Consid. 4.3.3 [résumé]
En l’état, les opinions du médecin-conseil et du chirurgien traitant divergent quant à l’interprétation des imageries et l’existence d’un état dégénératif préexistant. Le premier fonde son analyse sur sa propre lecture commentée de l’IRM du 12.04.2022 et de l’arthroscopie du 19.09.2022, tandis que le second s’en tient strictement au rapport radiologique initial, soulignant que ni lui ni le médecin-conseil ne sont radiologues.
Le désaccord porte également sur le mécanisme lésionnel : le médecin-conseil exclut qu’un choc direct puisse provoquer une déchirure méniscale, alors que le chirurgien affirme son origine nécessairement traumatique.

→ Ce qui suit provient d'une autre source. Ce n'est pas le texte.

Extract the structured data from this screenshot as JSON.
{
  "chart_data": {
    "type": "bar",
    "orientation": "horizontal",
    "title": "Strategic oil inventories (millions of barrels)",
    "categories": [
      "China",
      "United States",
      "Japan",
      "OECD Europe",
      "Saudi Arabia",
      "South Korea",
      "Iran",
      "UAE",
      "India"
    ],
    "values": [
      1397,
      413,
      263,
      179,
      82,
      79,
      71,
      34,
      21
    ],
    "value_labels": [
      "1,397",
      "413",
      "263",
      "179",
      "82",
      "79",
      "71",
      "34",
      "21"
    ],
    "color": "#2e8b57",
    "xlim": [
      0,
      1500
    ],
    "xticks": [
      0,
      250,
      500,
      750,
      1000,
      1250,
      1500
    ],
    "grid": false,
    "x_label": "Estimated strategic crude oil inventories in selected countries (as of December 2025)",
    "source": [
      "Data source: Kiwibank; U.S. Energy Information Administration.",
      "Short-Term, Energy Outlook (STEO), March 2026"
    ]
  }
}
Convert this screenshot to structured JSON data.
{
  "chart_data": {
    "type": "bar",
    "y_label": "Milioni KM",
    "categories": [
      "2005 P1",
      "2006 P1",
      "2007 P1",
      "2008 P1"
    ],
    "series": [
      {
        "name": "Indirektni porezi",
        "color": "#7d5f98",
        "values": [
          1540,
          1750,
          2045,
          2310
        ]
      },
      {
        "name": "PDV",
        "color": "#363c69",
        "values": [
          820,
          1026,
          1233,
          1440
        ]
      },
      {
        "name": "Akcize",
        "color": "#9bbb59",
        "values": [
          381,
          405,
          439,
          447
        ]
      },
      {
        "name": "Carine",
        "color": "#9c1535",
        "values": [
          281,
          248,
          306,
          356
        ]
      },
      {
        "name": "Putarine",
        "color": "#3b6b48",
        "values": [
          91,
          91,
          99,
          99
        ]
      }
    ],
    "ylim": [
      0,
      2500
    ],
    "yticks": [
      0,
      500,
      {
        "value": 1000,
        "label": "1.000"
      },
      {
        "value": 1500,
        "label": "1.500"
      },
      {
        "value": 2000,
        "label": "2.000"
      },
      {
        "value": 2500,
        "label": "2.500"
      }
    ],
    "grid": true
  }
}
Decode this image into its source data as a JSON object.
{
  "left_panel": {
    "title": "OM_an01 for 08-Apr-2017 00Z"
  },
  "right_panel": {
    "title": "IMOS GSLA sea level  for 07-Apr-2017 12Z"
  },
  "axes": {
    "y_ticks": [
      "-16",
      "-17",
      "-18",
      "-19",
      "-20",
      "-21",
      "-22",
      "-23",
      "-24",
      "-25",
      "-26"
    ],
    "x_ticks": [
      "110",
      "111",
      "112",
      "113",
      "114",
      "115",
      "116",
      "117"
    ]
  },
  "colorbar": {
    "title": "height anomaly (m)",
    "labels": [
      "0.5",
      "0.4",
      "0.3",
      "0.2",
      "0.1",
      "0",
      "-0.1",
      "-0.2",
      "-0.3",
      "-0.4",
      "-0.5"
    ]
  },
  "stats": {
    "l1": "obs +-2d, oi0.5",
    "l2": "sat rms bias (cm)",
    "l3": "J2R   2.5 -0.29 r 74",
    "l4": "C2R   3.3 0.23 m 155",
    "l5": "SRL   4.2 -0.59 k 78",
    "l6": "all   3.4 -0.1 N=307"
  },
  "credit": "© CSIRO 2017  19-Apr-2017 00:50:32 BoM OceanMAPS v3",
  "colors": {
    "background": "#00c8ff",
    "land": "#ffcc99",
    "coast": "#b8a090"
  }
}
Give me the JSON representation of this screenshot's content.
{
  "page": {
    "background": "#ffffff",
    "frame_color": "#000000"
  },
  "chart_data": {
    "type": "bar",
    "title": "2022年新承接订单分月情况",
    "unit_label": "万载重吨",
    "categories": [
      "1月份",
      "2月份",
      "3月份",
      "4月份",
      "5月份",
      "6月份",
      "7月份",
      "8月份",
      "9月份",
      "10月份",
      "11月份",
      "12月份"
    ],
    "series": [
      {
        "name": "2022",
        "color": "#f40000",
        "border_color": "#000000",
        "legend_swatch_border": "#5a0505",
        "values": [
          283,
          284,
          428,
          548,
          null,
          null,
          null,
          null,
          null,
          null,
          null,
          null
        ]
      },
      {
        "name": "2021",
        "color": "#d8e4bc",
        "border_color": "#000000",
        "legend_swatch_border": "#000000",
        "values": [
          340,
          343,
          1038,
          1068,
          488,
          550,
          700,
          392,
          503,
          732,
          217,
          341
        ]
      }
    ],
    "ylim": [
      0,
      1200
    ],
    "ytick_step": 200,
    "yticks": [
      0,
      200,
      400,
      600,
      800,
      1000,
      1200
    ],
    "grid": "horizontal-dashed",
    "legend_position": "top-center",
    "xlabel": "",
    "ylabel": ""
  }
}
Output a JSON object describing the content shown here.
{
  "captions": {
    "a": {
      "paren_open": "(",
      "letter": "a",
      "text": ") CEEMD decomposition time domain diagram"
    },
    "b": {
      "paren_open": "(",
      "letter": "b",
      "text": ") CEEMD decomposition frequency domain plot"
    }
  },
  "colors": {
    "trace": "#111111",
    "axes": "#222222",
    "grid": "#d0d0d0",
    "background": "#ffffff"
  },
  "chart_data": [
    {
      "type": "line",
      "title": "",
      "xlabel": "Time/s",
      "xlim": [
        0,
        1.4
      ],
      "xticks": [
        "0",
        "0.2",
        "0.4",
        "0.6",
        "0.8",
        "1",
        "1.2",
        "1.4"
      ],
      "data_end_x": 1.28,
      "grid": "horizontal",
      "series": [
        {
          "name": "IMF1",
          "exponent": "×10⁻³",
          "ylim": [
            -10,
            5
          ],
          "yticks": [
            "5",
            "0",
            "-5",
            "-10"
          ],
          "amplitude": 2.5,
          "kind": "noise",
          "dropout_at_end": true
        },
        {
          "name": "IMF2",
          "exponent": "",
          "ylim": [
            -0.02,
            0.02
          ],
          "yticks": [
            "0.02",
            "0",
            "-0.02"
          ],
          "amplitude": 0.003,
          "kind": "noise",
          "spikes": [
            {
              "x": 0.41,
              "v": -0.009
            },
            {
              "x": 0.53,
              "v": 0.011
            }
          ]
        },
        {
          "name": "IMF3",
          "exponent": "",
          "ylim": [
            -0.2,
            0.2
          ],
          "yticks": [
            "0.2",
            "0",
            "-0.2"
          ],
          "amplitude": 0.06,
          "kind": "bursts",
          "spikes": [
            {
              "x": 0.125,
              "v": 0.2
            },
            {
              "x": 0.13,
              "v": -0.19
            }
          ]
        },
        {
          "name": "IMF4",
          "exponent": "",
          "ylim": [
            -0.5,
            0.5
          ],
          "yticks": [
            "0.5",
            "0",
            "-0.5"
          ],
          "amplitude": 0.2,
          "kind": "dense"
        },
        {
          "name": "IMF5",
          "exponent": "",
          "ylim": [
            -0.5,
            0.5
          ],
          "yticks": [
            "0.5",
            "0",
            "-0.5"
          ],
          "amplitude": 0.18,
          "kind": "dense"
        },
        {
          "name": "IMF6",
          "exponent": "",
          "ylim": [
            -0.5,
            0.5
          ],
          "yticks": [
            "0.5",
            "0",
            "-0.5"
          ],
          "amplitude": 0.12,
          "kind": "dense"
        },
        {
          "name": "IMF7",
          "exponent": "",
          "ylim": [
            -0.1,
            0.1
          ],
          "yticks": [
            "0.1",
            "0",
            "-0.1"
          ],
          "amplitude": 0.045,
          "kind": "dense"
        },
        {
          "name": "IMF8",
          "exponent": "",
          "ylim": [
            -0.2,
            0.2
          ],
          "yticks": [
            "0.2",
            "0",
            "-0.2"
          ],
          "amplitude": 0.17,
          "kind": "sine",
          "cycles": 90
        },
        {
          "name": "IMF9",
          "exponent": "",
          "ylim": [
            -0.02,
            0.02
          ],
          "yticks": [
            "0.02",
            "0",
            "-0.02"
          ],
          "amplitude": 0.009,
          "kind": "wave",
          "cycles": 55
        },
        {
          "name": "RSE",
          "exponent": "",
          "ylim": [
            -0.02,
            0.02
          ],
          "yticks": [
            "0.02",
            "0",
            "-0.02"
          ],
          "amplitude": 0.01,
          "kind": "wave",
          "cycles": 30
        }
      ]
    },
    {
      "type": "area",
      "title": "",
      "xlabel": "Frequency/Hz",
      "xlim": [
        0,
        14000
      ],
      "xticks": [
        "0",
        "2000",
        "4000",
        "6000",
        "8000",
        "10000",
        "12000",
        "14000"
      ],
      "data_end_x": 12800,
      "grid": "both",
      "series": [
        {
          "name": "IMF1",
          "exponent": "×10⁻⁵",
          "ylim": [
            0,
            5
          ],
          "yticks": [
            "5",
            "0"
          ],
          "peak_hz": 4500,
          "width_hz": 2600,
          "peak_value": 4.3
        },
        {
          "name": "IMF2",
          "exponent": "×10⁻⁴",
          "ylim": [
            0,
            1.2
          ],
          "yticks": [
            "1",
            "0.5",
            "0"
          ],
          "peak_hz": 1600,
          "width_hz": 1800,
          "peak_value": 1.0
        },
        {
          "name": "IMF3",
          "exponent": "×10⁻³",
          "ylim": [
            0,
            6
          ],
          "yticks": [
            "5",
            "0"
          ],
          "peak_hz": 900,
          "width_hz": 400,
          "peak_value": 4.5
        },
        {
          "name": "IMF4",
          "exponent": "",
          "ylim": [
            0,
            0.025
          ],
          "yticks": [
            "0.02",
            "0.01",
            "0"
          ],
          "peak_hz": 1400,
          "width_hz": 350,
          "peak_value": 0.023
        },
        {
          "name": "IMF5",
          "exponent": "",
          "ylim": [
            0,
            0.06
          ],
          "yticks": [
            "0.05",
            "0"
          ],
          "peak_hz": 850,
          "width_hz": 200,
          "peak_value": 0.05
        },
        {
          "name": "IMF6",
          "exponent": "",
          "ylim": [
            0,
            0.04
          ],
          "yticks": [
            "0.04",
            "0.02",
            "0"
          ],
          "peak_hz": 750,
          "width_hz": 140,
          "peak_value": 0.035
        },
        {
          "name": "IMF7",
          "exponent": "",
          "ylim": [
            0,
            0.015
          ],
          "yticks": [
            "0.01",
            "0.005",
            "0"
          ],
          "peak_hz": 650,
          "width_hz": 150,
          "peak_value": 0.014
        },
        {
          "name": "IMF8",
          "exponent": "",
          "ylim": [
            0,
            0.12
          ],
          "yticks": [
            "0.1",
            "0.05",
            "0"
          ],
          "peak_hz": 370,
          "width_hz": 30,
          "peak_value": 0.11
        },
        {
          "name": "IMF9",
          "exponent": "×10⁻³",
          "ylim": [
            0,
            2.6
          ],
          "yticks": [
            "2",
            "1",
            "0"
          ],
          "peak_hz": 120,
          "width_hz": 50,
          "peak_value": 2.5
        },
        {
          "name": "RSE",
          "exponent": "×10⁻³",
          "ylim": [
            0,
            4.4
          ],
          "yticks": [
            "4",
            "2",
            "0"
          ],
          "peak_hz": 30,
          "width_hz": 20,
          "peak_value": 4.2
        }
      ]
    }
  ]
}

Ce dernier a toutefois nuancé sa position, en procédure cantonale, en reconnaissant l’incertitude sur le mécanisme exact (choc direct ou rotation) lors de la chute.
Cela étant, la juridiction cantonale ne pouvait, sans autre mesure d’instruction, interpréter elle-même les clichés de l’IRM du 12.04.2022 pour en déduire les signes dégénératifs et les signes traumatiques. Elle ne pouvait par ailleurs se fier sans autre à l’avis du chirurgien orthopédique traitant, dès lors qu’il fait état de considérations juridiques en énonçant que lorsqu’il y a une chute et une déchirure du ménisque, il s’agit toujours d’un accident selon l’art. 6 LAA. Enfin, on rappellera que la manifestation de symptômes douloureux après la survenance d’un accident ne suffit pas, à elle seule, à établir un rapport de causalité naturelle avec l’accident (raisonnement « post hoc, ergo propter hoc »; ATF 142 V 325 consid. 2.3.2.2; 119 V 335 consid. 2b/bb).
Consid. 4.3.4
Les avis contradictoires – et impossibles à départager sans connaissances médicales spécialisées – du médecin-conseil et du chirurgien orthopédique traitant ne permettent pas de se prononcer quant à l’existence d’un lien de causalité naturelle entre la déchirure méniscale du genou droit et l’accident du 03.04.2022. La cause doit être examinée plus en détail, de sorte qu’elle sera renvoyée à l’assurance-accidents pour mise en œuvre d’une expertise auprès d’un spécialiste en chirurgie orthopédique, qui s’adjoindra s’il l’estime nécessaire l’aide d’un spécialiste en radiologie. Il appartiendra à l’expert de déterminer si l’événement du 03.04.2022 est une cause, même très partielle, de la déchirure du ménisque interne du genou droit, au degré de la vraisemblance prépondérante, ou si cette atteinte est exclusivement dégénérative. L’assurance-accidents rendra ensuite une nouvelle décision sur le droit aux prestations de l’assurée au-delà du 15.05.2022. En ce sens, le recours se révèle bien fondé.
Le TF admet le recours de l’assurance-accidents, annule le jugement cantonal et la décision sur opposition.